La martingale d’Erdoğan

« PKK = terrorisme » est le seul argument mis en avant, montrant la fragilité du régime et la pauvreté de l’argumentaire. En démontrant que le PKK n’est pas une organisation terroriste, tout s’effondrerait. Non seulement la répression tous azimuts ne pourrait être tolérée, mais tous les prétextes pour ne pas reprendre la voie de la négociation tomberaient. C’est la raison pour laquelle tout le régime islamiste et ses alliés objectifs s’accrochent à cette martingale. Mais notre bon docteur se prend les pieds dans le tapis quand il déclare que les TAK (« Faucons de la Liberté du Kurdistan ») sont une « branche dissidente du PKK. » La responsabilité du PKK ne pourrait être engagée pour des actes revendiqués par une « branche dissidente ». CQFD, docteur !

Désapprouver publiquement les attentats, les AKB l’ont fait, la CNSK aussi, le HDP aussi et même le PKK dont un des responsables tient par exemple ces propos très clairs (et officiels) sur les TAK et leurs actes :

la Turquie dit que les TAK sont la même chose que le PKK. Mais le PKK a une idéologie, une philosophie, un but, un système qu’il veut réaliser et les TAK n’ont aucune ressemblance avec tout cela. Nous avons critiqué les TAK dans nos déclarations. L’État utilise les TAK pour essayer de montrer le PKK comme une organisation terroriste et il est clair qu’il est derrière eux.

Les manipulations du pouvoir

Que sait-on des TAK ? Quasiment rien.
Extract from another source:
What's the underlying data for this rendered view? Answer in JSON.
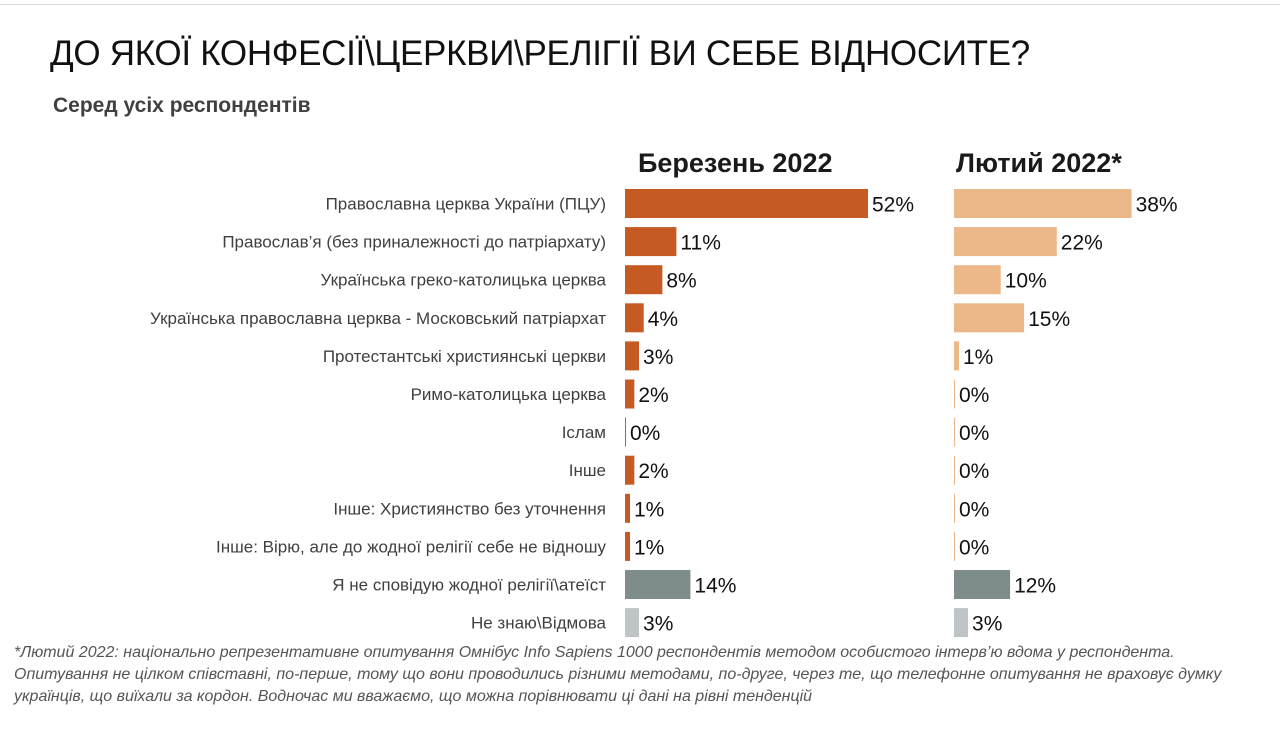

Par qui sont-ils manipulés ou dirigés ? On peut faire plusieurs hypothèses, tant certains sont habiles pour commettre des coups tordus. Erdoğan est un maître en la matière. Force est de constater que les attentats commis par les TAK arrivent systématiquement au plus mauvais moment possible pour le HDP et le PKK et à point nommé pour permettre au pouvoir turc de reprendre politiquement et médiatiquement la main, en réprimant les Kurdes et les démocrates dans des proportions démentielles, l’Occident restant peureusement silencieux.
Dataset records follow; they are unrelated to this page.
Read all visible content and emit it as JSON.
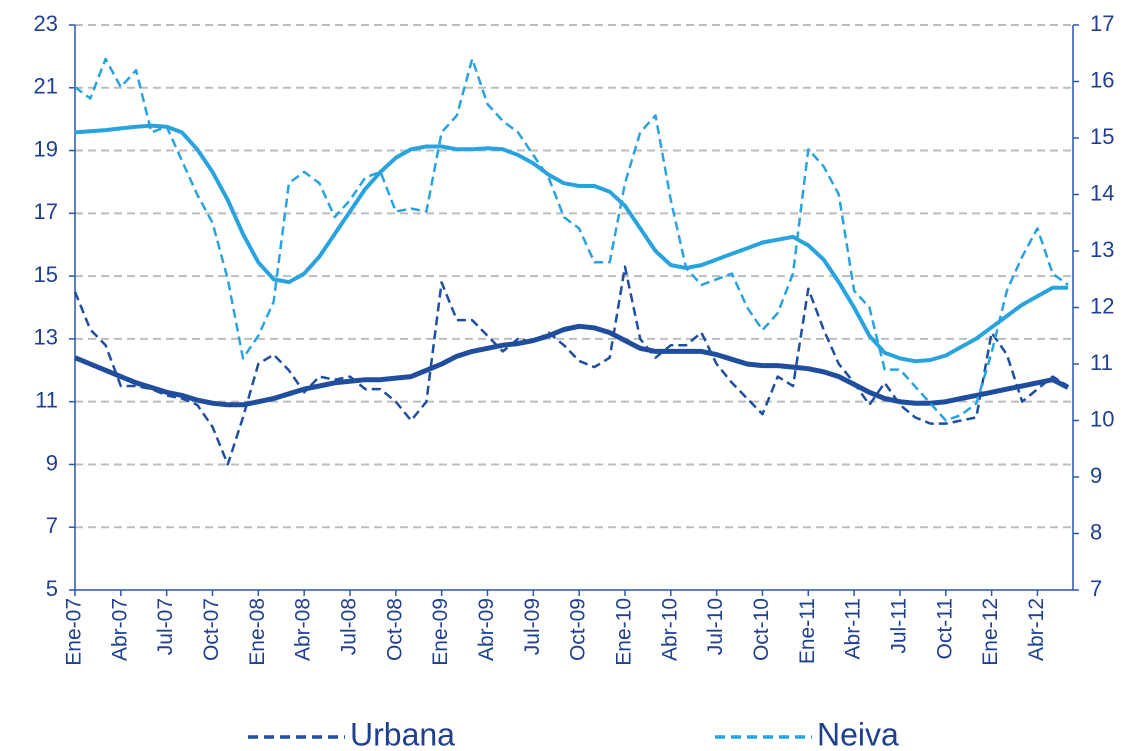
{
  "chart_data": {
    "type": "line",
    "categories": [
      "Ene-07",
      null,
      null,
      "Abr-07",
      null,
      null,
      "Jul-07",
      null,
      null,
      "Oct-07",
      null,
      null,
      "Ene-08",
      null,
      null,
      "Abr-08",
      null,
      null,
      "Jul-08",
      null,
      null,
      "Oct-08",
      null,
      null,
      "Ene-09",
      null,
      null,
      "Abr-09",
      null,
      null,
      "Jul-09",
      null,
      null,
      "Oct-09",
      null,
      null,
      "Ene-10",
      null,
      null,
      "Abr-10",
      null,
      null,
      "Jul-10",
      null,
      null,
      "Oct-10",
      null,
      null,
      "Ene-11",
      null,
      null,
      "Abr-11",
      null,
      null,
      "Jul-11",
      null,
      null,
      "Oct-11",
      null,
      null,
      "Ene-12",
      null,
      null,
      "Abr-12",
      null,
      null
    ],
    "series": [
      {
        "name": "Urbana",
        "color": "#1f4e9e",
        "style": "dashed",
        "values": [
          14.5,
          13.3,
          12.8,
          11.5,
          11.5,
          11.4,
          11.2,
          11.1,
          10.9,
          10.2,
          9.0,
          10.5,
          12.2,
          12.5,
          12.0,
          11.3,
          11.8,
          11.7,
          11.8,
          11.4,
          11.4,
          11.0,
          10.4,
          11.0,
          14.8,
          13.6,
          13.6,
          13.1,
          12.6,
          13.0,
          12.9,
          13.2,
          12.8,
          12.3,
          12.1,
          12.4,
          15.3,
          13.0,
          12.4,
          12.8,
          12.8,
          13.2,
          12.2,
          11.6,
          11.1,
          10.6,
          11.8,
          11.5,
          14.6,
          13.3,
          12.2,
          11.6,
          10.9,
          11.6,
          10.9,
          10.5,
          10.3,
          10.3,
          10.4,
          10.5,
          13.2,
          12.5,
          11.0,
          11.4,
          11.8,
          11.5
        ]
      },
      {
        "color": "#1f4e9e",
        "style": "solid",
        "values": [
          12.4,
          12.2,
          12.0,
          11.8,
          11.6,
          11.45,
          11.3,
          11.2,
          11.05,
          10.95,
          10.9,
          10.9,
          11.0,
          11.1,
          11.25,
          11.4,
          11.5,
          11.6,
          11.65,
          11.7,
          11.7,
          11.75,
          11.8,
          12.0,
          12.2,
          12.45,
          12.6,
          12.7,
          12.8,
          12.85,
          12.95,
          13.1,
          13.3,
          13.4,
          13.35,
          13.2,
          12.95,
          12.7,
          12.6,
          12.6,
          12.6,
          12.6,
          12.5,
          12.35,
          12.2,
          12.15,
          12.15,
          12.1,
          12.05,
          11.95,
          11.8,
          11.55,
          11.3,
          11.1,
          11.0,
          10.95,
          10.95,
          11.0,
          11.1,
          11.2,
          11.3,
          11.4,
          11.5,
          11.6,
          11.7,
          11.45
        ]
      },
      {
        "name": "Neiva",
        "color": "#29a3de",
        "style": "dashed",
        "axis": "y2",
        "values": [
          15.9,
          15.7,
          16.4,
          15.9,
          16.2,
          15.1,
          15.2,
          14.6,
          14.0,
          13.5,
          12.5,
          11.1,
          11.5,
          12.1,
          14.2,
          14.4,
          14.2,
          13.6,
          13.9,
          14.3,
          14.4,
          13.7,
          13.75,
          13.7,
          15.1,
          15.4,
          16.4,
          15.6,
          15.3,
          15.1,
          14.7,
          14.3,
          13.6,
          13.4,
          12.8,
          12.8,
          14.2,
          15.1,
          15.4,
          13.9,
          12.7,
          12.4,
          12.5,
          12.6,
          12.0,
          11.6,
          11.9,
          12.6,
          14.8,
          14.5,
          14.0,
          12.3,
          12.0,
          10.9,
          10.9,
          10.6,
          10.3,
          10.0,
          10.1,
          10.3,
          11.2,
          12.3,
          12.9,
          13.4,
          12.6,
          12.4
        ]
      },
      {
        "color": "#29a3de",
        "style": "solid",
        "axis": "y2",
        "values": [
          15.1,
          15.12,
          15.14,
          15.17,
          15.2,
          15.22,
          15.2,
          15.1,
          14.8,
          14.4,
          13.9,
          13.3,
          12.8,
          12.5,
          12.45,
          12.6,
          12.9,
          13.3,
          13.7,
          14.1,
          14.4,
          14.65,
          14.8,
          14.85,
          14.85,
          14.8,
          14.8,
          14.82,
          14.8,
          14.7,
          14.55,
          14.35,
          14.2,
          14.15,
          14.15,
          14.05,
          13.8,
          13.4,
          13.0,
          12.75,
          12.7,
          12.75,
          12.85,
          12.95,
          13.05,
          13.15,
          13.2,
          13.25,
          13.1,
          12.85,
          12.45,
          12.0,
          11.5,
          11.2,
          11.1,
          11.05,
          11.07,
          11.15,
          11.3,
          11.45,
          11.65,
          11.85,
          12.05,
          12.2,
          12.35,
          12.35
        ]
      }
    ],
    "ylim": [
      5,
      23
    ],
    "yticks": [
      5,
      7,
      9,
      11,
      13,
      15,
      17,
      19,
      21,
      23
    ],
    "y2lim": [
      7,
      17
    ],
    "y2ticks": [
      7,
      8,
      9,
      10,
      11,
      12,
      13,
      14,
      15,
      16,
      17
    ],
    "grid": true,
    "legend": "bottom"
  }
}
Un autre exemple : l’assassinat de Rojbîn et ses deux amies. Plusieurs pistes ont été évoquées au début de l’enquête : un différend personnel, un règlement de comptes interne au sein du PKK ou un crime commis par les Loups gris (milice du MHP). Toutes ont été abandonnées parce que Güney a été pris la main dans le sac et identifié comme appartenant au MIT (services secrets turcs), sinon parions que la presse officielle et vous-même, cher docteur, laisseraient planer encore aujourd’hui le doute sur les auteurs et donneraient du crédit à l’affirmation d’Erdoğan, l’attribuant à un règlement de compte interne au PKK.

Mais, ôtez-nous d’un doute, cher docteur : avez-vous au juste dénoncé ce triple crime exécuté à l’instigation du MIT ?

Avez-vous signé la pétition en faveur de Maxime Azadi ?

Paraphrasant le pasteur Martin Niemöller, stigmatisant la lâcheté devant la montée du nazisme, notre bon docteur, s’il avait la mauvaise idée de retourner en Turquie, risquerait fort d’écrire un jour, du fond de sa prison,

Quand ils sont venus chercher les militants kurdes, je n’ai rien dit, je n’étais pas kurde.
Quand ils sont venus chercher les gülénistes, je n’ai pas protesté, je n’étais pas güléniste.
Quand ils sont venus chercher les journalistes, je n’ai rien dit, je n’étais pas journaliste.
Quand ils sont venus chercher les avocats, je n’ai pas protesté, je n’étais pas avocat.
Puis ils sont venus me chercher et il ne restait plus personne pour protester.